Born in Montréal in 1929, Normand Hudon sold his first pieces to the newspaper La Presse in 1945. Two years later, he enrolled in the École des beaux-arts de Montréal, where he passed the next three years. During this time, he published his first caricatures in La Patrie and the Petit Journal, illustrated articles by Jacques Hébert in La Patrie, and published two comic strips in the supplement to Petit Journal. At the same period, he began to exhibit his own artwork in Montréal.

In September 1951, Normand Hudon left Québec to travel in Europe. There he spent some time at the Académie Montmartre in Paris, as well as many days studying the grand masters in the Louvre. Returning to Québec in 1952, Hudon again began his work as caricaturist and illustrator for several newspapers. In a new departure, he took to the stage in a cabaret show which combined humour and drawing. The same year he made his television début, and quickly became a star of the Montréal artistic scene. He continued as an illustrator for the works of many Québécois authors, and produced a number of posters, all the while continuing to show his paintings in the galleries of Montréal. In 1954, he published the first of four collections of his caricatures. Then, in 1958, he became Robert Lapalme’s successor as official caricaturist for the newspaper Le Devoir.
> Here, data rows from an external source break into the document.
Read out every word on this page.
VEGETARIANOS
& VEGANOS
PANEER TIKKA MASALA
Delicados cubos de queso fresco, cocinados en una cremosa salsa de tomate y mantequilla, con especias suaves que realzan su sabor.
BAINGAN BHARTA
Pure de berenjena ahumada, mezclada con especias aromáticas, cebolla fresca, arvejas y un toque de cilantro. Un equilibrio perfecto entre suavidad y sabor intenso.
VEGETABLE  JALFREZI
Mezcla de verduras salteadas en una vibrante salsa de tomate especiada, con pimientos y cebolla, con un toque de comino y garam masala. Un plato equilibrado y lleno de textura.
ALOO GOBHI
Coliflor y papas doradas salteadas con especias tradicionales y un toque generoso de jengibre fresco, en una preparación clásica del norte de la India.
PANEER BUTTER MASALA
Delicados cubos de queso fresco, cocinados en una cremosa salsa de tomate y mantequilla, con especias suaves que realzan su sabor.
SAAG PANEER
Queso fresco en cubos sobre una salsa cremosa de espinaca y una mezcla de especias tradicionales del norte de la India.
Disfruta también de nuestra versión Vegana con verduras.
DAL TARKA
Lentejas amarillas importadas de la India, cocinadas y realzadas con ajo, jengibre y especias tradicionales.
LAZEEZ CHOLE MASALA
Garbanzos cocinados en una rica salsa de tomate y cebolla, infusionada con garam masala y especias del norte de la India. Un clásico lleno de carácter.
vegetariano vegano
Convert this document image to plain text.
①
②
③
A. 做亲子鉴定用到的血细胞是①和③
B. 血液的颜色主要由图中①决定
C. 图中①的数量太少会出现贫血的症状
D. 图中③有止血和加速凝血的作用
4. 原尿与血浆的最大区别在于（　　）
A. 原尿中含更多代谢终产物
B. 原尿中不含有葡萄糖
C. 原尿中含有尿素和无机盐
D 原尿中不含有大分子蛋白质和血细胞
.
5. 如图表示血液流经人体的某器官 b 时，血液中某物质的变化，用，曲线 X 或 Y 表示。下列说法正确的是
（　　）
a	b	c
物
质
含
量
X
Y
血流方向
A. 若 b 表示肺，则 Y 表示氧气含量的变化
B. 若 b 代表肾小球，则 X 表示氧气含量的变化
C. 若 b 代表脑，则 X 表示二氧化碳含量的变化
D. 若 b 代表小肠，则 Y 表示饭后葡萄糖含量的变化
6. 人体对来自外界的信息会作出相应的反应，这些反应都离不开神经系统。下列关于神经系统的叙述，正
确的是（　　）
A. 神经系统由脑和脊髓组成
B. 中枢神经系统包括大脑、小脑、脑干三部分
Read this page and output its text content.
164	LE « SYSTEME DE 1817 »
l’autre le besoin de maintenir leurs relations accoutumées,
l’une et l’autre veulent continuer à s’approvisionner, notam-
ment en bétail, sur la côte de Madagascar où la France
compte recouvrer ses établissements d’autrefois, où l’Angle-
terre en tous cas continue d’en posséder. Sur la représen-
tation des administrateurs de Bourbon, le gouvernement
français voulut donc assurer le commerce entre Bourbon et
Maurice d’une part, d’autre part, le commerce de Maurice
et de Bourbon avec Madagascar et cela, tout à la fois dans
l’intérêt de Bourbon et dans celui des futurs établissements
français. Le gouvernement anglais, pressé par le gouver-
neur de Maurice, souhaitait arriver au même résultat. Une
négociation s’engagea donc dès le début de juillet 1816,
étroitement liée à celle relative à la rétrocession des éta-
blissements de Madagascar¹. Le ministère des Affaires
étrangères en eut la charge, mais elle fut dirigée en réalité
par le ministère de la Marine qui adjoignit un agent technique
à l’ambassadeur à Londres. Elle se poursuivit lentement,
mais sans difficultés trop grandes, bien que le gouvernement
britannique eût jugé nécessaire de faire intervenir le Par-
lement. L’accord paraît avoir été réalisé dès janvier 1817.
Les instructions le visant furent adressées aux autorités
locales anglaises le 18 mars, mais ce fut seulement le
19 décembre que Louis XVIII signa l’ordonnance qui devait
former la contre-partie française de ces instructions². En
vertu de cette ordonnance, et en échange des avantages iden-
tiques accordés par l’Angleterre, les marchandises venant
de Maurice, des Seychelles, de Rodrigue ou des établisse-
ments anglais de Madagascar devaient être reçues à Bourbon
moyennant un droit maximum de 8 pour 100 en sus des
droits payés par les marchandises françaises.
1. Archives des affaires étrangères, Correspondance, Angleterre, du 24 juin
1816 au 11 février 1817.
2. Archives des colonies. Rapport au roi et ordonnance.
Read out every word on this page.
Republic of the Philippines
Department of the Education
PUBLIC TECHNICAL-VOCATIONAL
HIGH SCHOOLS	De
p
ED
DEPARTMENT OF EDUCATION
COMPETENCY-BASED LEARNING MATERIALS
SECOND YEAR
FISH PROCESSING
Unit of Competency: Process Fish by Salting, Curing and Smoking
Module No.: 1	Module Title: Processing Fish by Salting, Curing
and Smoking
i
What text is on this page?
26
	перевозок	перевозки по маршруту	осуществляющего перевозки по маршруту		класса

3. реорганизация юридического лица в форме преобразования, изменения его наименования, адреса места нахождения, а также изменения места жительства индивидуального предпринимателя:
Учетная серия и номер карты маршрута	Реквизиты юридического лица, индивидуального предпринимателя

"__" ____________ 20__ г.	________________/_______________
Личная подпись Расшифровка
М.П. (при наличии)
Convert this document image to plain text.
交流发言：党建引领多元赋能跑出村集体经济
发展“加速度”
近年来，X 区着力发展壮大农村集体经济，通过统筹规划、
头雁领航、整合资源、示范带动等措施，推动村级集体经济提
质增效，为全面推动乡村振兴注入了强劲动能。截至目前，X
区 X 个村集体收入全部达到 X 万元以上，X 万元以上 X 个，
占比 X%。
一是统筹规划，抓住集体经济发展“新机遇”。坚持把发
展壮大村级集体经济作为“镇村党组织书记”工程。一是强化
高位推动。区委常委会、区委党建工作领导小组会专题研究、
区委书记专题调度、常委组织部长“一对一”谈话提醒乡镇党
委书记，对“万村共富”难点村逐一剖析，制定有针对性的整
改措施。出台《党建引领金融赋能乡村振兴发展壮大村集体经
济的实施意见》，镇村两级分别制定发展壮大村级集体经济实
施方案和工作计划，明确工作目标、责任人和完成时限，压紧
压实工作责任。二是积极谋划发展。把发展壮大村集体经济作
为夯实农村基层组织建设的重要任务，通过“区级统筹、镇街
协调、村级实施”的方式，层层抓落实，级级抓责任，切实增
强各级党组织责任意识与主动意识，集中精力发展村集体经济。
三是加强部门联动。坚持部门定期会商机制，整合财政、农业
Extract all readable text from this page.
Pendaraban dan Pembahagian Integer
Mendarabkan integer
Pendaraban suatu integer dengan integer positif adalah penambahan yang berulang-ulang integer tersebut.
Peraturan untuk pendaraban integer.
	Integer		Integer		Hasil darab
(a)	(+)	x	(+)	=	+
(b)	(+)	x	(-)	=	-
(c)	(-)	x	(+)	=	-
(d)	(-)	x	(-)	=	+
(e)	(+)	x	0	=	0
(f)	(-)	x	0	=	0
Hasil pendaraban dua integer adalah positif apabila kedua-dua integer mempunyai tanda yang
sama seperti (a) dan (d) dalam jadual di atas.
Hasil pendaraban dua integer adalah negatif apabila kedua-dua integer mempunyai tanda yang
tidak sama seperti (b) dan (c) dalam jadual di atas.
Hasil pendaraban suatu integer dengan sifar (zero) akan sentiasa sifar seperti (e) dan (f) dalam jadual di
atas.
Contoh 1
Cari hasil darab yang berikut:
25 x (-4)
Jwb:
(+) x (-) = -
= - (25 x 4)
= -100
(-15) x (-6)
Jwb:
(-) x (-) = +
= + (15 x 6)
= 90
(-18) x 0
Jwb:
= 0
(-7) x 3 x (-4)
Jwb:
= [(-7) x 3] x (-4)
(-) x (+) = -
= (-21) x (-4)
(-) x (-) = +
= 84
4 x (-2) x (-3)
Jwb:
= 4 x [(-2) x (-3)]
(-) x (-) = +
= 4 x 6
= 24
He moved to a similar position at La Presse in 1961 and remained there until 1963. Beginning in the mid 1960s, Normand Hudon began to leave the footlights behind and re-orient his career. He explored a number of new avenues, but fixed eventually on painting which remained his principal occupation for the rest of his life. He died in Montreal in January 1997, after residing many years in Hatley, in the Eastern Townships.